Hace algunos años asistí a una charla sobre la Renta Básica Universal. El ponente era un tecnoentusiasta, y la mayoría de los asistentes eran neoliberales. La postura del ponente era sencilla: no va a haber trabajo para todos. Y para evitar males mayores, los gobiernos tendrían que conceder unas rentas suficientes para vivir. No habría más subvenciones que esas. No habría ayudas para nada más (vivienda, discapacidad, familias numerosas), pero a ninguno de esos ciudadanos de segunda les faltaría lo básico. Tanto tiempo libre iría destinado a sus hobbies (los funkos, el running, vegetar frente a la pantalla…). Los trabajadores serían los aptos para los trabajos técnicos (es decir, solo gente de ciencias y con acceso a universidades, másteres, posgrados y residencias en el extranjero varias), sus jefes, y luego los parias (temporeros, limpiadoras, personal de limpieza del alcantarillado) que, por algún motivo, tuvieran la necesidad de recibir ingresos extra.
Para mi sorpresa los asistentes no estaban en contra de esto por una cuestión de dignidad humana, sino por no emplear sus impuestos en mantener a una pléyade de parásitos. Ni una mención al bienestar de los damnificados, ni una palabra sobre el derecho a un proyecto de vida. Nada.
El ponente (representante de una línea de pensamiento muy extendida) lo veía como una salida a los problemas que vienen. Hace ya tiempo de esa charla (pre-Covid), y ahora esa destrucción de trabajos tiene un nombre: Inteligencia Artificial.

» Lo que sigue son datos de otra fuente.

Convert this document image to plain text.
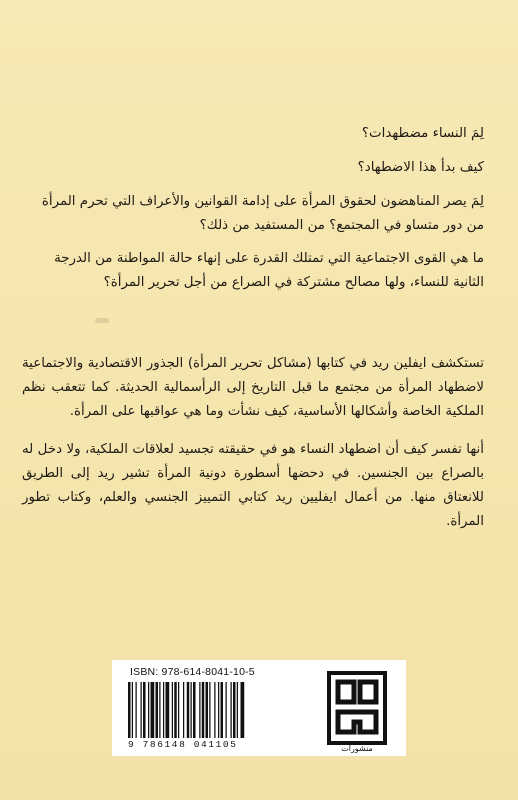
لِمَ النساء مضطهدات؟

كيف بدأ هذا الاضطهاد؟

لِمَ يصر المناهضون لحقوق المرأة على إدامة القوانين والأعراف التي تحرم المرأة من دور متساو في المجتمع؟ من المستفيد من ذلك؟

ما هي القوى الاجتماعية التي تمتلك القدرة على إنهاء حالة المواطنة من الدرجة الثانية للنساء، ولها مصالح مشتركة في الصراع من أجل تحرير المرأة؟

تستكشف ايفلين ريد في كتابها (مشاكل تحرير المرأة) الجذور الاقتصادية والاجتماعية لاضطهاد المرأة من مجتمع ما قبل التاريخ إلى الرأسمالية الحديثة. كما تتعقب نظم الملكية الخاصة وأشكالها الأساسية، كيف نشأت وما هي عواقبها على المرأة.

أنها تفسر كيف أن اضطهاد النساء هو في حقيقته تجسيد لعلاقات الملكية، ولا دخل له بالصراع بين الجنسين. في دحضها أسطورة دونية المرأة تشير ريد إلى الطريق للانعتاق منها. من أعمال ايفليين ريد كتابي التمييز الجنسي والعلم، وكتاب تطور المرأة.

ISBN: 978-614-8041-10-5
9 786148 041105	منشورات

La Inteligencia Artificial, si bien nos va a dar muchos avances (en medicina, prevención de riesgos, y ahorro de tareas tediosas del día a día), también está creando desde ya una oleada de parados. Los primeros han sido los ilustradores. También lo técnicos de efectos especiales (me habla un amigo de un contacto suyo en Londres que hace un año estaba haciendo los efectos especiales de una película de Hollywood que todos conocemos, y que hoy es carnicero allá en Inglaterra). Estos gremios son los primeros, pero caerán muchos otros.
Los periodistas y guionistas estamos al caer; ya hace dos semanas que una revista de cine muy conocida dio dos obituarios en redes sociales que estaban escritos con ChatGPT. El primero fue el de Verónica Echegui, adjudicándole películas que no solo no había hecho, sino que eran anteriores a su nacimiento. El segundo fue el de Eusebio Poncela, y de entre su filmografía destacaba Águila Roja y Matices, sin duda de los papeles menos relevantes en su carrera. A los dos finados les dedicaron esos post llenos de emojis y de lugares comunes. Me consta que el community manager no fue despedido. Seguirá metiendo prompts al tuntún en ChatGPT.
El segundo quebradero de cabeza de la IA es quién la alienta. Nosotros la hemos alimentado subiendo material a Internet pero, ¿quién es el dueño? Las más conocidas son Chat GPT, Midjourney (para ilustración), Grok, y Gemini. ¿Qué sucede con los países en vías de desarrollo o con quienes no hablan inglés? ¿Qué queda para quienes no tienen un buen acceso a Internet? ¿Cómo van a competir los pequeños negocios contra las grandes empresas? Cuando Internet desembarcó en nuestras vidas, había una promesa: eliminar al intermediario. Décadas después, el distribuidor lo es todo (Amazon, Google, YouTube, Aliexpress, Shein…) y el creador o productor no es nada. Sobre el tercer factor (el medioambiental) hablaremos otro día.
En el célebre capítulo de la segunda temporada The Twilight Zone, unos extraterrestres llegan a la Tierra con una misión: servir al hombre. Pero la protagonista, tras investigar, descubre que hay un error en la traducción del libro que les es entregado a los terrícolas. No es “servir al hombre”, sino “servir hombre”. “¡Es un libro de cocina!”, grita mientras sus congéneres entran en la nave. La sensación que tengo cuando veo esas imágenes cada vez más difíciles de discernir de la realidad es la misma. No, no era una solución. Era un libro de cocina.